Così, proprio mentre Draghi abbandona Palazzo Chigi sbattendo la porta, la sua spregiudicata agenda politica neoliberista rientra dalla finestra attraverso il nuovo strumento di politica monetaria della BCE. Davanti al fallimento politico dell’ennesimo governo tecnico imposto al Paese, la classe dirigente europea rispolvera l’arma del ricatto del debito che tanto efficace si è dimostrata, in passato, come strumento di disciplina delle economie europee a suon di spread.
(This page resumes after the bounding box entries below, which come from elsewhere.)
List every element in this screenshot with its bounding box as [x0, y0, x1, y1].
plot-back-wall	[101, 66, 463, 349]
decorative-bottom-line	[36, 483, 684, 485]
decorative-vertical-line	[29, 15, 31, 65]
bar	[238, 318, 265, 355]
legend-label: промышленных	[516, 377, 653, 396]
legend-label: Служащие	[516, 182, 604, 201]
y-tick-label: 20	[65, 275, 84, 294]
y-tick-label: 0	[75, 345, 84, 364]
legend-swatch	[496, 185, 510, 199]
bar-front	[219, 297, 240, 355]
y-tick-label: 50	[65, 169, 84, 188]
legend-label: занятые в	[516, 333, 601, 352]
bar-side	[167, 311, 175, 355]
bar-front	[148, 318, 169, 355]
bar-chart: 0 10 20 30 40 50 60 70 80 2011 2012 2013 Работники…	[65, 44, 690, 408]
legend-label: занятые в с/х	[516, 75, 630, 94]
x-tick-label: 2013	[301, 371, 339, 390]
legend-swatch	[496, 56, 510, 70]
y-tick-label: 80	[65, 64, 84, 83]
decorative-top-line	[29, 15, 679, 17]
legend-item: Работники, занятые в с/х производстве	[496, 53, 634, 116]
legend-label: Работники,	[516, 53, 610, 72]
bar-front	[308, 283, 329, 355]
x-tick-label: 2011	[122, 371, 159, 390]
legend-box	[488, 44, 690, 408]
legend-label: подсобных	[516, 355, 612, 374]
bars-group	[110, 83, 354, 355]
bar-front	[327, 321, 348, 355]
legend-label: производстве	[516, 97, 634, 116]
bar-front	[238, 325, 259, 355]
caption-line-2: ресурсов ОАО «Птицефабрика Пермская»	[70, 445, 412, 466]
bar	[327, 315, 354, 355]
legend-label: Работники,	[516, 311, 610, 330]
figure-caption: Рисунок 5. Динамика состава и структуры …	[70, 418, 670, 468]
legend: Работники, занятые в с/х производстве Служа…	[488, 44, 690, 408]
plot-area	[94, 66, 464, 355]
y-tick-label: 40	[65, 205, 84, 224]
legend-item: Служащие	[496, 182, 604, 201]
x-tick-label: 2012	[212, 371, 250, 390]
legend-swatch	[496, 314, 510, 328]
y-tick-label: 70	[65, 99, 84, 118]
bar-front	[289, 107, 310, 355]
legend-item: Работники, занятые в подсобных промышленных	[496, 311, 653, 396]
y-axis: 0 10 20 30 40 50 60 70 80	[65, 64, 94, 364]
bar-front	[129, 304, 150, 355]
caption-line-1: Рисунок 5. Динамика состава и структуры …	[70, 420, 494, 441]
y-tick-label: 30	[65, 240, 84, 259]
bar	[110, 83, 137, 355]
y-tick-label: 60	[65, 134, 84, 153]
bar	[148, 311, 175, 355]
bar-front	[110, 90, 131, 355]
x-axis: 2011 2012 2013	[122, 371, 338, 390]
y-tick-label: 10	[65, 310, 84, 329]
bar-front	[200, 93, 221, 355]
Gli eventi di questi ultimi giorni ci ricordano anche che, quale che sarà l’esito delle elezioni del prossimo 25 settembre, il programma di governo è già pronto ed è scritto nero su bianco nel PNRR, messo appunto dall’esecutivo Draghi e vincolante per chiunque uscirà vittorioso dalle urne per tutta la durata della legislatura, pena l’esplosione dell’instabilità finanziaria sotto la spinta della BCE. Salvini, Letta e Meloni potranno così azzuffarsi sulle briciole e sulle quisquilie, consapevoli che l’agenda di politica economica e sociale sarà la stessa, chiunque di essi prevalga, perché questa è la naturale e unica conseguenza dell’adesione cieca alla politica del pilota automatico di matrice europea. E, visto che stiamo entrando in campagna elettorale, è buffo osservare che pezzi degli stessi partiti che hanno sostenuto il governo Draghi ora provino improvvisamente a rimettere i panni barricaderi, con una divisione dei ruoli fra poliziotto buono e poliziotto cattivo che era insopportabile prima ed è intollerabile ora che escono dalla prova del governo. Noi da parte nostra ripetiamo che niente di buono potrà venire da questi, ma continuiamo a riporre speranza in chi – finora fuori dall’arco parlamentare – in questi anni ha coerentemente individuato il meccanismo europeo quale uno dei fattori di controllo degli interessi della classe lavoratrice. La strada da fare è ancora molto lunga, ma il cammino è iniziato.